Same as Bio::PrimarySeq subseq method, with one important exception. If the residues column is not set (null) for this feature, it checks for a featureprop of type large_residues (irrespective of the type's CV membership), and uses its value as the sequence if it is present.

So, you can store large (i.e. megabase or greater) sequences in a large_residues featureprop, and use this subseq() method to fetch pieces of them, with the sequences never being entirely stored in memory or transferred in total from the database server to the app server. This is implemented behind the scenes by using SQL substring operations on the featureprop's value.

trunc

Same as subseq above, but return a sequence object rather than a bare string.

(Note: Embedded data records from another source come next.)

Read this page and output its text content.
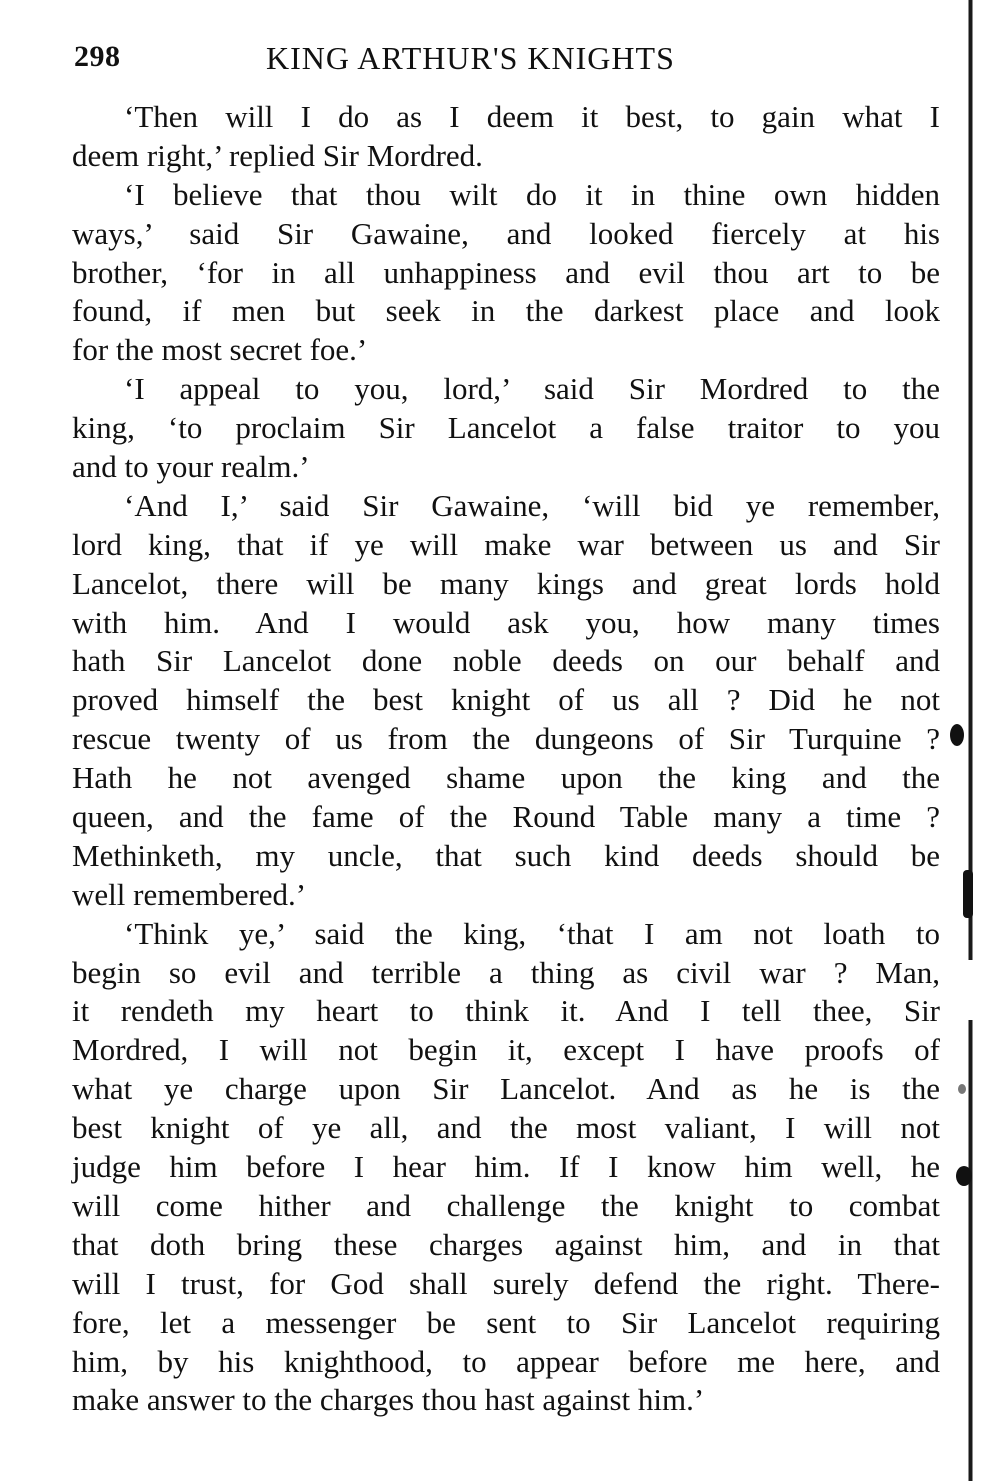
298	KING ARTHUR'S KNIGHTS
‘Then will I do as I deem it best, to gain what I
deem right,’ replied Sir Mordred.
‘I believe that thou wilt do it in thine own hidden
ways,’ said Sir Gawaine, and looked fiercely at his
brother, ‘for in all unhappiness and evil thou art to be
found, if men but seek in the darkest place and look
for the most secret foe.’
‘I appeal to you, lord,’ said Sir Mordred to the
king, ‘to proclaim Sir Lancelot a false traitor to you
and to your realm.’
‘And I,’ said Sir Gawaine, ‘will bid ye remember,
lord king, that if ye will make war between us and Sir
Lancelot, there will be many kings and great lords hold
with him. And I would ask you, how many times
hath Sir Lancelot done noble deeds on our behalf and
proved himself the best knight of us all ? Did he not
rescue twenty of us from the dungeons of Sir Turquine ?
Hath he not avenged shame upon the king and the
queen, and the fame of the Round Table many a time ?
Methinketh, my uncle, that such kind deeds should be
well remembered.’
‘Think ye,’ said the king, ‘that I am not loath to
begin so evil and terrible a thing as civil war ? Man,
it rendeth my heart to think it. And I tell thee, Sir
Mordred, I will not begin it, except I have proofs of
what ye charge upon Sir Lancelot. And as he is the
best knight of ye all, and the most valiant, I will not
judge him before I hear him. If I know him well, he
will come hither and challenge the knight to combat
that doth bring these charges against him, and in that
will I trust, for God shall surely defend the right. There-
fore, let a messenger be sent to Sir Lancelot requiring
him, by his knighthood, to appear before me here, and
make answer to the charges thou hast against him.’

accession, accession_number

  Usage: say $feature->accession_number
  Desc : get an "<accession>.<version>"-style string.  gets this from
         either the primary dbxref, or the first secondary_dbxref
         found
  Args : none
  Ret : string of the form "accession.version" formed from the
        accession and version fields of either the primary or
        secondary dbxrefs

length

No arguments, returns the seqlen(), or length( $feature->residues ) if that is not defined.

desc, description

No arguments, returns the value of the first 'description' featureprop found for this feature.

alphabet

Returns "protein" if the feature's type name is "polypeptide". Otherwise, returns "dna". This is not very correct, but works in most of the use cases we've seen so far.